Netflix shares surged 13.77% on Friday after the streaming giant withdrew from a high-stakes bidding war for Warner Bros. Discovery. Investors viewed this move as a demonstration of financial discipline.
The streaming service showed restraint by not raising its offer in response to a higher bid from competitor Paramount. According to a joint statement from Co-CEOs Ted Sarandos and Greg Peters, the price required to match the rival bid made the deal financially unattractive. Investors breathed a sigh of relief, interpreting the decision as a responsible financial strategy and a focus on long-term profitability, rather than a missed opportunity. This positive sentiment reflects a view that Netflix avoided overextending itself on a major acquisition.
What the Market Is Telling Us Netflix's stock is not highly volatile; over the past year, it has experienced only 7 moves exceeding 5%. Such a large move is rare for Netflix, indicating this news significantly influenced market perception of the company.

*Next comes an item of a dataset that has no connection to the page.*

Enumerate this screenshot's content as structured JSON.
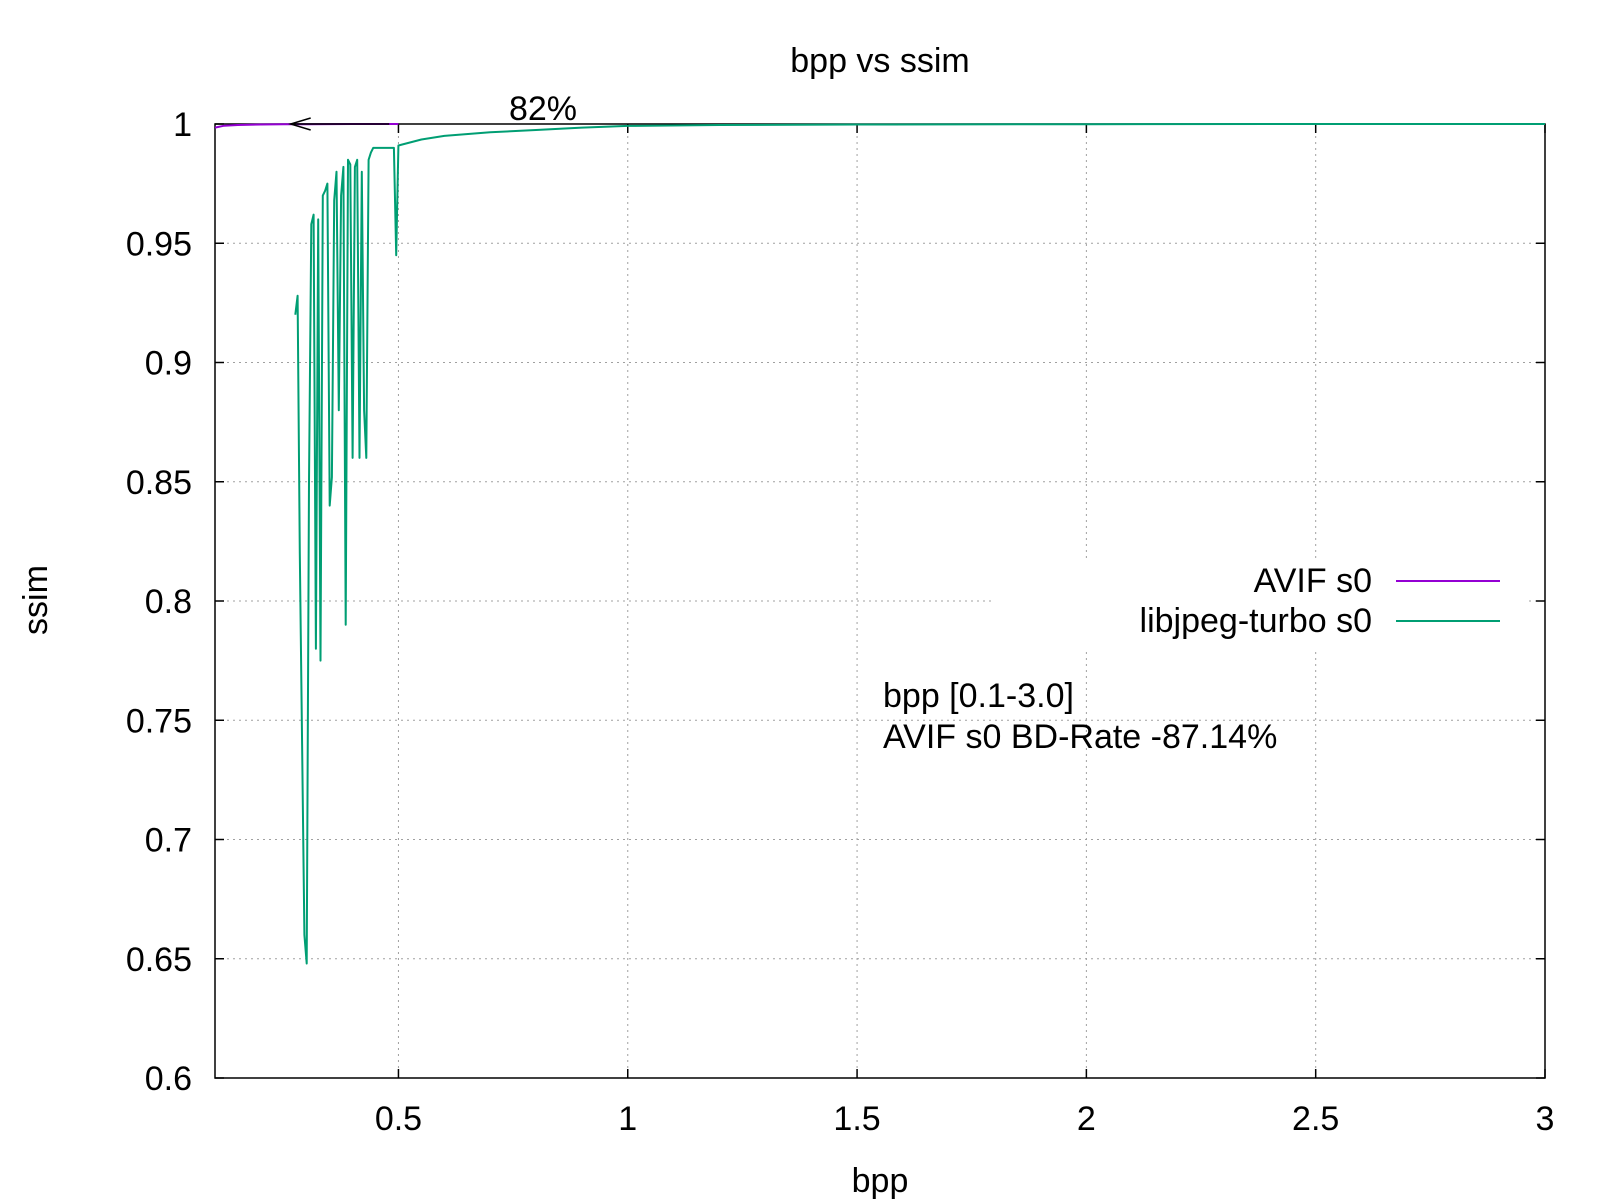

The largest swing in Netflix's stock over the past year occurred four months ago. At that time, the company's third-quarter earnings were overshadowed by an unexpected, substantial tax expense in Brazil, leading to profits falling short of expectations and a 9.7% drop in the share price. Although revenue grew 17.2% year-over-year to $11.51 billion, meeting expectations, earnings per share of $5.87 missed analyst forecasts. This shortfall stemmed from a one-time tax expense of approximately $619 million related to an ongoing dispute in Brazil. This unforeseen charge was not included in the company's prior forecasts and reduced its operating margin to 28.2%. While the company stated the tax issue would not significantly impact future performance, the notable earnings miss concerned investors. However, looking forward, its performance guidance aligned with Wall Street expectations. Despite the initial negative market reaction, some analysts maintained a bullish outlook, with Bank of America reiterating a "Buy" rating and noting the stock would be driven by "continued positive subscriber and profit momentum, along with evolving advertising and live opportunities."
Year-to-date, Netflix's stock is up 4.3%, but at $94.88 per share, it remains 29.2% below its 52-week high of $133.91, reached in June 2025. An investor who purchased $1,000 worth of Netflix stock five years ago would now see that investment valued at $1,723.